最後に、それぞれのメリット・デメリットを解説しておきます。
自社の状況(予算、担当者のスキルなど)をしっかりと考え、メリット・デメリットを加味して最適なものを選びましょう。

レンタルサーバーのメリット・デメリット

メリット①運用の手間が省ける

サーバーを管理するにあたり、「ソフトウェア」と「ハードウェア」という二つの面から運用を行わなければなりません。
自社でサーバーを構築するとなると専門的な知識が必要で、それだけを担う担当者が必要になります。しかし、レンタルサーバーであれば、運営会社が管理一式を担ってくれるので問題はありません。

メリット②運用コストが抑えやすい

レンタルサーバーは、初期費用がかかるもののランニングコストが抑えやすいこともメリットと言えます。
ただし、共用サーバーでなく「専用サーバー」を使う場合に掛かってくるコストは大きく変わるため、注意が必要です。

デメリット①カスタマイズ性が低い

レンタルサーバーは、あくまでもスペースを借りているだけのこと。細かいカスタマイズはできません。自社の状況に応じて柔軟に対応することが難しいため、一時的(一定期間や季節的)に増強することは難しいのが現状です。

デメリット②災害に弱い

レンタルサーバーは物理的なものであるため、運営会社のデーターセンターが被災してしまうとモロに影響を受けることになります。運営会社のサーバーがダウンしてしまうと、自社のサービスやホームページが止まってしまうことになるのです。
クラウドサーバーも物理的なサーバーを設置していますが、クラウド管理よりもリスキーであることに間違いはありません。

クラウドサーバーのメリット・デメリット

メリット①初期費用が削減できる

レンタルサーバーを契約する場合には、初期費用がどうしても掛かってしまいます。それに対してクライドサーバーは初期費用が無料であることがほとんどです。
導入費用を抑えたい場合には、クラウドサーバーを選ぶ方が良いのではないでしょうか。

メリット②バックアップ・復元対策

レンタルサーバーと比べると、クラウド上に存在しているサーバーは災害対策として有効です。業務停止やデータ損失を防ぐことにもつながると言えます。
さらに、データ消失等への復元も問題なく行えるため、ホームページそのもののリスクだけでなく会社そのもののリスクを防ぐことにもなります。

デメリット①コストがかかる

クラウドサーバーは月額制です。小規模なものであれば数千円で済むものの、規模が大きくなれば数十万円までになることもあります。基本的には従量課金制であるため、利用規模に応じた費用が掛かってくることになります。
運用期間中はずっとコストがかかるため、どれだけかかるのかを計算しておかなければ、予算オーバーになってしまうことになります。
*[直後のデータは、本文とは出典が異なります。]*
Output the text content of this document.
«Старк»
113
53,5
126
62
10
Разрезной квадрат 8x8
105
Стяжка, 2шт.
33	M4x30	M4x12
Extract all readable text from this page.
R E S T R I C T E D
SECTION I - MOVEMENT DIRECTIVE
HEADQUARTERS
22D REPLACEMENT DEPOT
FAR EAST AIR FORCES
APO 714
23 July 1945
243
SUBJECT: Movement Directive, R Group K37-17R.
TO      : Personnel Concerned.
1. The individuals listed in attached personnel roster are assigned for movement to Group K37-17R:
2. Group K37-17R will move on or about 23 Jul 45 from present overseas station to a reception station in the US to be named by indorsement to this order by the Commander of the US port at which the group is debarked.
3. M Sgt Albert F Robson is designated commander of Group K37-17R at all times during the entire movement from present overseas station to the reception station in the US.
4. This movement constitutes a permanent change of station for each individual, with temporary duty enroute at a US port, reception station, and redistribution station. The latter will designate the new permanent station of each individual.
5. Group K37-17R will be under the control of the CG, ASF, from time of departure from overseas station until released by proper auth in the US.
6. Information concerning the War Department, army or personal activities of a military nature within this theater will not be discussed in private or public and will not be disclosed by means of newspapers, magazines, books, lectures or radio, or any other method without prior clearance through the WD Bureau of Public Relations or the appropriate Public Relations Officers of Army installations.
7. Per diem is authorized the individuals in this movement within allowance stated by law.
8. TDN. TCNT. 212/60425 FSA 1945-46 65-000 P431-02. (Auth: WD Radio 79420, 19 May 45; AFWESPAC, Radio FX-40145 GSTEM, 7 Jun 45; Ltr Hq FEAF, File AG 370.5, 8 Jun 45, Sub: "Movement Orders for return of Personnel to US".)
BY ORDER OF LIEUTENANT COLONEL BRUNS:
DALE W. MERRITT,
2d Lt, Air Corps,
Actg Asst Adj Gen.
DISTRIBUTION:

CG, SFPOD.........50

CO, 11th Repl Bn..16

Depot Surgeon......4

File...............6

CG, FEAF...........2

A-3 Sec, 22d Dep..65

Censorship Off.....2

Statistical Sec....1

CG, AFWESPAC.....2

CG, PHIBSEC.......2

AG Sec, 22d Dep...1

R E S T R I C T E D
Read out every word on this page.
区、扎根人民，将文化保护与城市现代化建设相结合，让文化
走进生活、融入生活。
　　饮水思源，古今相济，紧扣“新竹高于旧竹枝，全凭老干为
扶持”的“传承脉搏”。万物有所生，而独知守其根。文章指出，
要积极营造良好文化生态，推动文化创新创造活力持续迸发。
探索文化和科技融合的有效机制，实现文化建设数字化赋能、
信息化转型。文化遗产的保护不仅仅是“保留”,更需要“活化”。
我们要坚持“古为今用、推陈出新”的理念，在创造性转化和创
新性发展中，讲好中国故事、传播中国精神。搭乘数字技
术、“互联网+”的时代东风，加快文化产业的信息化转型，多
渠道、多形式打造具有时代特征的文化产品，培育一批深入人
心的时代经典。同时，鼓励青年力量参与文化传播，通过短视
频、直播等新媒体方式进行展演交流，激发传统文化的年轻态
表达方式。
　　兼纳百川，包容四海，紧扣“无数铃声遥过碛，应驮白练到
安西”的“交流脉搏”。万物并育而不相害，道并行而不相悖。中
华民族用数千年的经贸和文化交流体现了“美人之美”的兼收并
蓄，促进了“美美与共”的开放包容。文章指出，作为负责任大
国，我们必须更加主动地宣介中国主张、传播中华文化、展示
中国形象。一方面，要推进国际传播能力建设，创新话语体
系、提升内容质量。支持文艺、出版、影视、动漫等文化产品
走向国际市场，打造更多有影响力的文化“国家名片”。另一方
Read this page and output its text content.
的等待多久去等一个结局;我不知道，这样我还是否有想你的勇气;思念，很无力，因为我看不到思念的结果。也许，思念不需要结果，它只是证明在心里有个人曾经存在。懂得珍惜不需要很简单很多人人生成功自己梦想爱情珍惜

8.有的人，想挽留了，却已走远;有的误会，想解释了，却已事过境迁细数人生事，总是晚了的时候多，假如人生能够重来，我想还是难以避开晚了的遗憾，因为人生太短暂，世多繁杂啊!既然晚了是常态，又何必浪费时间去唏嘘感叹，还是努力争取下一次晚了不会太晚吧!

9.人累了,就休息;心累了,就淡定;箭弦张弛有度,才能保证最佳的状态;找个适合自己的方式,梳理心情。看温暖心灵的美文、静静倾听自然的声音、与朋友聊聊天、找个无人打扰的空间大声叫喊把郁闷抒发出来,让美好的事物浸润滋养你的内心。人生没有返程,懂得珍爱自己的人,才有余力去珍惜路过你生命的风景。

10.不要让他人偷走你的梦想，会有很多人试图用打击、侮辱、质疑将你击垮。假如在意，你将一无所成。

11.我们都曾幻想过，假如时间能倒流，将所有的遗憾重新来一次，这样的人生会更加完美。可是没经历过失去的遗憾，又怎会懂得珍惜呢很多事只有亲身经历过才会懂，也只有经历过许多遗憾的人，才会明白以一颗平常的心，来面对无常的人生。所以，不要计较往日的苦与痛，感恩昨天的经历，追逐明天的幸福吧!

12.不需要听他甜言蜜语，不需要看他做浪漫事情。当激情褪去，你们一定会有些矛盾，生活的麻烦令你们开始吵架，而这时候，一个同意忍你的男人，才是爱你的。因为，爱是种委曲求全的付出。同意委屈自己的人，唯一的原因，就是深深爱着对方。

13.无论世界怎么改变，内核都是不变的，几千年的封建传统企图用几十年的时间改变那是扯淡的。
どの時期に規模が大きくなるのか、ホームページ運用の年間計画を丁寧に組んでおくことが重要です。

メリット②カスタマイズに限界がある

レンタルサーバーと比べると自由にカスタマイズできるとはいえ、自社サーバーではないため限界があります。
どの程度でカスタマイズ可能なのかをしっかりと把握した上で契約しないと、導入後に後悔することになってしまうことになりますので、注意が必要です。

自社の状況に合わせた選択を

「レンタル」か「クラウド」か。どちらを選ぶかはとても難しいかもしれません。ですが、自社や担当者の状況を考慮して選択することで、ストレスなく運用することができます。
常に自社の状況を把握し、最適なホームページ規模を考えてサーバー選びをするようにしましょう。